Find all $x$ such that $$x^6=(x+1)^6.$$
So far, I have found the real solution $x= -\frac{1}{2}$, and the complex solution $x = -\sqrt[3]{-1}$.
Are there more, and if so what/how would be the most efficient find all the solutions to this problem? I am struggling to find the rest of the solutions.
Since $0$ is not a solution, this is equivalent to solve $$ \frac{x+1}{x}=\zeta $$ where $\zeta$ is any sixth root of $1$.
Then $x+1=\zeta x$, so $$ x=\frac{1}{\zeta-1} $$ Of course $\zeta=1$ should not be considered. There are other five sixth root of $1$, namely $$ e^{2k\pi i/3} $$ for $1\le k\le 5$.
Hint We may factor this as:
$$(x-(x+1))(x+(x+1))(x^2-x(x+1)+(x+1)^2)(x^2+x(x+1)+(x+1)^2)=0$$
So then we have a linear and two quadratics which you should be able to solve.
We can simplify the problem by substituting $x=y-\frac{1}{2}$.
$$x^6 = \left(x+1\right)^6$$
$$\left(y-\frac{1}{2}\right)^6 = \left(y+\frac{1}{2}\right)^6$$
If we expand both sides and then collect the terms, the even powers of $y$ drop out and only the odd powers remain.
$$6y^5+5y^3+\frac{3}{8}y=0$$
You can factor out the root at $y=0$ (i.e. corresponding to the solution $x=-\frac{1}{2}$) and then factor the remaining polynomial into two quadratics.

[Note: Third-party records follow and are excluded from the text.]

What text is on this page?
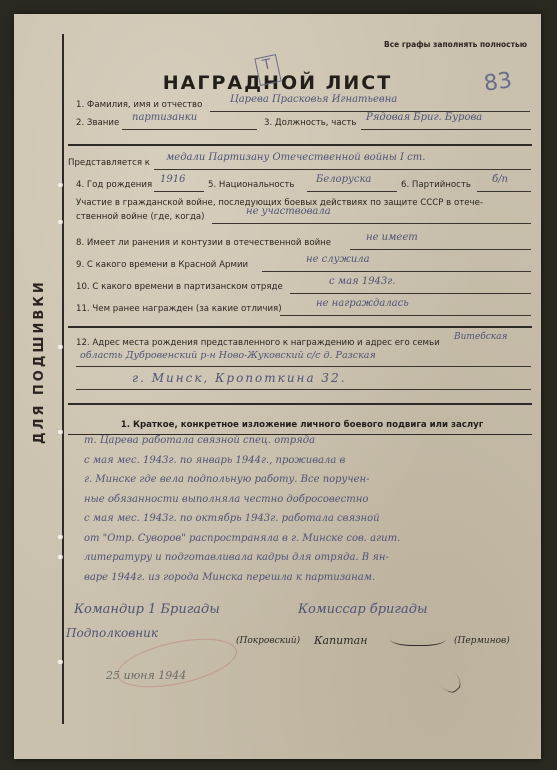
ДЛЯ ПОДШИВКИ
Все графы заполнять полностью
НАГРАДНОЙ ЛИСТ	83
Т
1. Фамилия, имя и отчество	Царева Прасковья Игнатьевна
2. Звание партизанки	3. Должность, часть Рядовая Бриг. Бурова
Представляется к медали Партизану Отечественной войны I ст.
4. Год рождения 1916	5. Национальность Белоруска	6. Партийность б/п
Участие в гражданской войне, последующих боевых действиях по защите СССР в отече-
ственной войне (где, когда)	не участвовала
8. Имеет ли ранения и контузии в отечественной войне	не имеет
9. С какого времени в Красной Армии	не служила
10. С какого времени в партизанском отряде	с мая 1943г.
11. Чем ранее награжден (за какие отличия)	не награждалась
12. Адрес места рождения представленного к награждению и адрес его семьи
Витебская
область Дубровенский р-н Ново-Жуковский с/с д. Разская
г. Минск, Кропоткина 32.
1. Краткое, конкретное изложение личного боевого подвига или заслуг
т. Царева работала связной спец. отряда
с мая мес. 1943г. по январь 1944г., проживала в
г. Минске где вела подпольную работу. Все поручен-
ные обязанности выполняла честно добросовестно
с мая мес. 1943г. по октябрь 1943г. работала связной
от "Отр. Суворов" распространяла в г. Минске сов. агит.
литературу и подготавливала кадры для отряда. В ян-
варе 1944г. из города Минска перешла к партизанам.
Командир 1 Бригады
Подполковник
Комиссар бригады
(Покровский) Капитан	(Перминов)
25 июня 1944
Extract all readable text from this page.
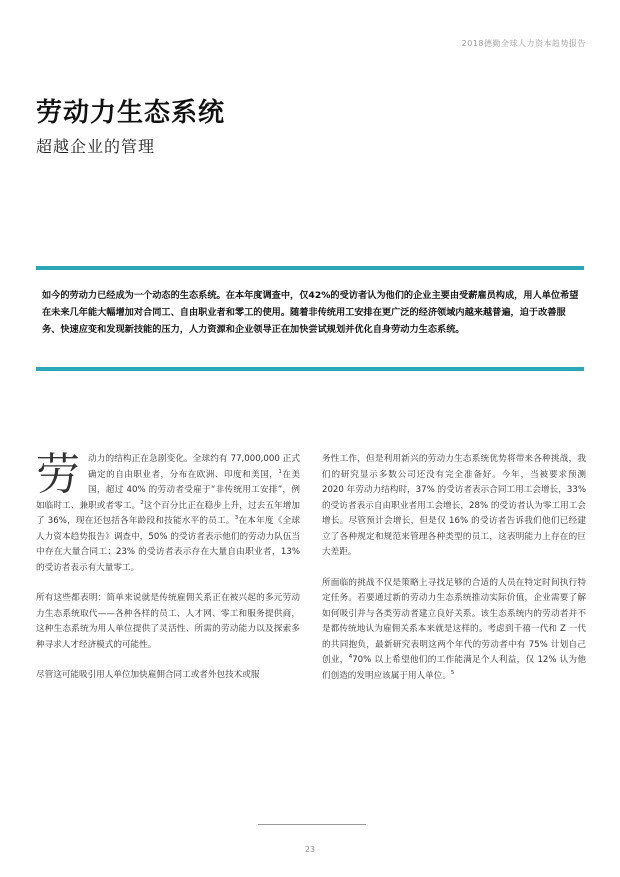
2018德勤全球人力资本趋势报告
劳动力生态系统
超越企业的管理
如今的劳动力已经成为一个动态的生态系统。在本年度调查中，仅42%的受访者认为他们的企业主要由受薪雇员构成，用人单位希望在未来几年能大幅增加对合同工、自由职业者和零工的使用。随着非传统用工安排在更广泛的经济领域内越来越普遍，迫于改善服务、快速应变和发现新技能的压力，人力资源和企业领导正在加快尝试规划并优化自身劳动力生态系统。

劳动力的结构正在急剧变化。全球约有 77,000,000 正式确定的自由职业者，分布在欧洲、印度和美国，$^1$在美国，超过 40% 的劳动者受雇于“非传统用工安排”，例如临时工、兼职或者零工。$^2$这个百分比正在稳步上升，过去五年增加了 36%，现在还包括各年龄段和技能水平的员工。$^3$在本年度《全球人力资本趋势报告》调查中，50% 的受访者表示他们的劳动力队伍当中存在大量合同工；23% 的受访者表示存在大量自由职业者，13% 的受访者表示有大量零工。

所有这些都表明：简单来说就是传统雇佣关系正在被兴起的多元劳动力生态系统取代——各种各样的员工、人才网、零工和服务提供商，这种生态系统为用人单位提供了灵活性、所需的劳动能力以及探索多种寻求人才经济模式的可能性。

尽管这可能吸引用人单位加快雇佣合同工或者外包技术或服

务性工作，但是利用新兴的劳动力生态系统优势将带来各种挑战，我们的研究显示多数公司还没有完全准备好。今年，当被要求预测 2020 年劳动力结构时，37% 的受访者表示合同工用工会增长，33% 的受访者表示自由职业者用工会增长，28% 的受访者认为零工用工会增长。尽管预计会增长，但是仅 16% 的受访者告诉我们他们已经建立了各种规定和规范来管理各种类型的员工，这表明能力上存在的巨大差距。

所面临的挑战不仅是策略上寻找足够的合适的人员在特定时间执行特定任务。若要通过新的劳动力生态系统推动实际价值，企业需要了解如何吸引并与各类劳动者建立良好关系。该生态系统内的劳动者并不是都传统地认为雇佣关系本来就是这样的。考虑到千禧一代和 Z 一代的共同抱负，最新研究表明这两个年代的劳动者中有 75% 计划自己创业，$^4$70% 以上希望他们的工作能满足个人利益，仅 12% 认为他们创造的发明应该属于用人单位。$^5$

23
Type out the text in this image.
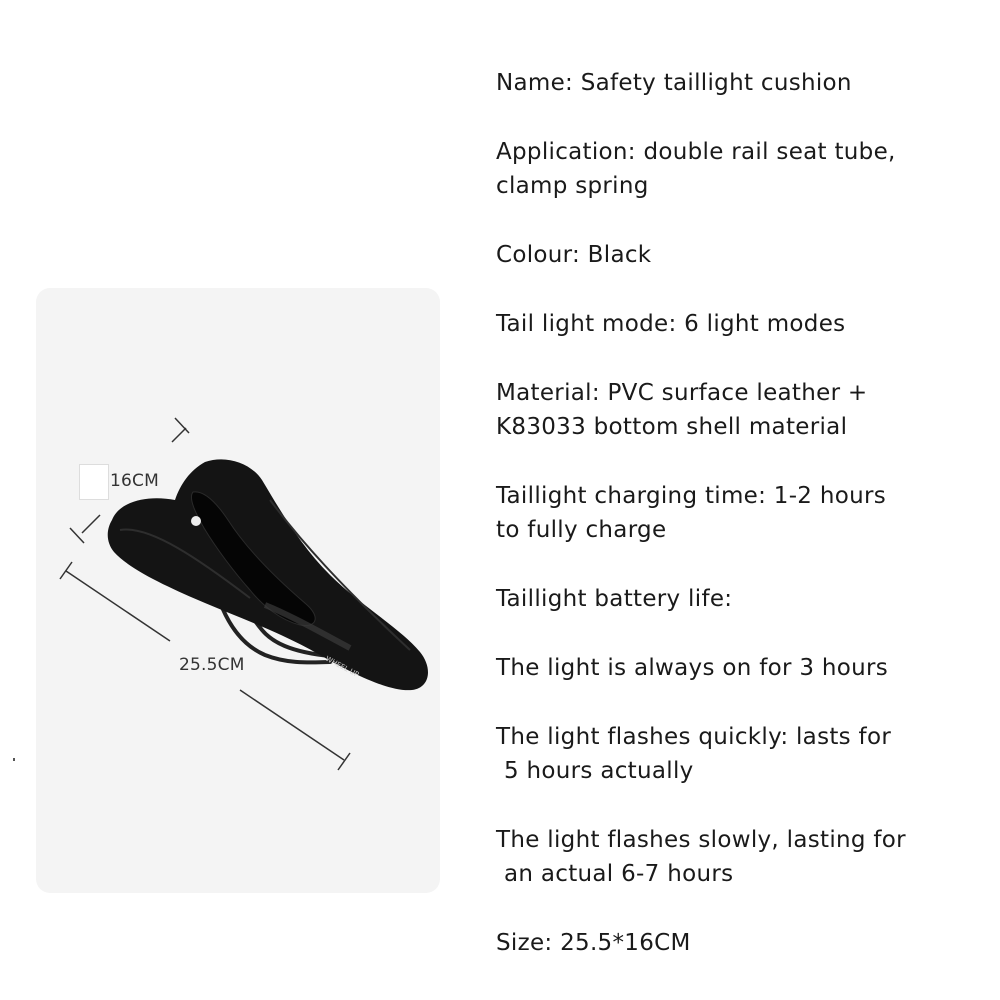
WHEEL UP
16CM
25.5CM
Name: Safety taillight cushion
Application: double rail seat tube,
clamp spring
Colour: Black
Tail light mode: 6 light modes
Material: PVC surface leather +
K83033 bottom shell material
Taillight charging time: 1-2 hours
to fully charge
Taillight battery life:
The light is always on for 3 hours
The light flashes quickly: lasts for
5 hours actually
The light flashes slowly, lasting for
an actual 6-7 hours
Size: 25.5*16CM
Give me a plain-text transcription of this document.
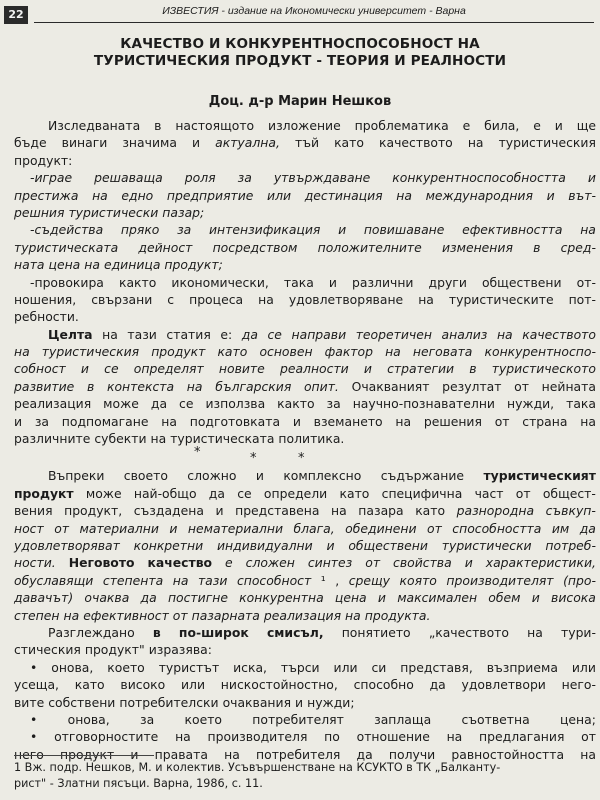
22	ИЗВЕСТИЯ - издание на Икономически университет - Варна
КАЧЕСТВО И КОНКУРЕНТНОСПОСОБНОСТ НА
ТУРИСТИЧЕСКИЯ ПРОДУКТ - ТЕОРИЯ И РЕАЛНОСТИ
Доц. д-р Марин Нешков
Изследваната в настоящото изложение проблематика е била, е и ще
бъде винаги значима и актуална, тъй като качеството на туристическия
продукт:
-играе решаваща роля за утвърждаване конкурентноспособността и
престижа на едно предприятие или дестинация на международния и вът-
решния туристически пазар;
-съдейства пряко за интензификация и повишаване ефективността на
туристическата дейност посредством положителните изменения в сред-
ната цена на единица продукт;
-провокира както икономически, така и различни други обществени от-
ношения, свързани с процеса на удовлетворяване на туристическите пот-
ребности.
Целта на тази статия е: да се направи теоретичен анализ на качеството
на туристическия продукт като основен фактор на неговата конкурентноспо-
собност и се определят новите реалности и стратегии в туристическото
развитие в контекста на българския опит. Очакваният резултат от нейната
реализация може да се използва както за научно-познавателни нужди, така
и за подпомагане на подготовката и вземането на решения от страна на
различните субекти на туристическата политика.
*	*	*
Въпреки своето сложно и комплексно съдържание туристическият
продукт може най-общо да се определи като специфична част от общест-
вения продукт, създадена и представена на пазара като разнородна съвкуп-
ност от материални и нематериални блага, обединени от способността им да
удовлетворяват конкретни индивидуални и обществени туристически потреб-
ности. Неговото качество е сложен синтез от свойства и характеристики,
обуславящи степента на тази способност ¹ , срещу която производителят (про-
давачът) очаква да постигне конкурентна цена и максимален обем и висока
степен на ефективност от пазарната реализация на продукта.
Разглеждано в по-широк смисъл, понятието „качеството на тури-
стическия продукт" изразява:
• онова, което туристът иска, търси или си представя, възприема или
усеща, като високо или нискостойностно, способно да удовлетвори него-
вите собствени потребителски очаквания и нужди;
• онова, за което потребителят заплаща съответна цена;
• отговорностите на производителя по отношение на предлагания от
него продукт и правата на потребителя да получи равностойността на
1 Вж. подр. Нешков, М. и колектив. Усъвършенстване на КСУКТО в ТК „Балканту-
рист" - Златни пясъци. Варна, 1986, с. 11.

$$6y\left(y^2+\frac{3}{4}\right)\left(y^2+\frac{1}{12}\right)=0$$
Think you can take it from here?
Expand out the right hand side (binomial theorem will save you time): $$x^6=x^6+6x^5+15x^4+20x^3+15x^2+6x+1$$ Subtract $x^6$ from both sides: $$0=6x^5+15x^4+20x^3+15x^2+6x+1$$ Now just find the roots of this $5$th degree polynomial. If you are working over the complex numbers there will be exactly $5$ (see fundamental theorem of algebra), if you are only working in the real numbers $x=-\frac 12$ is the only solution.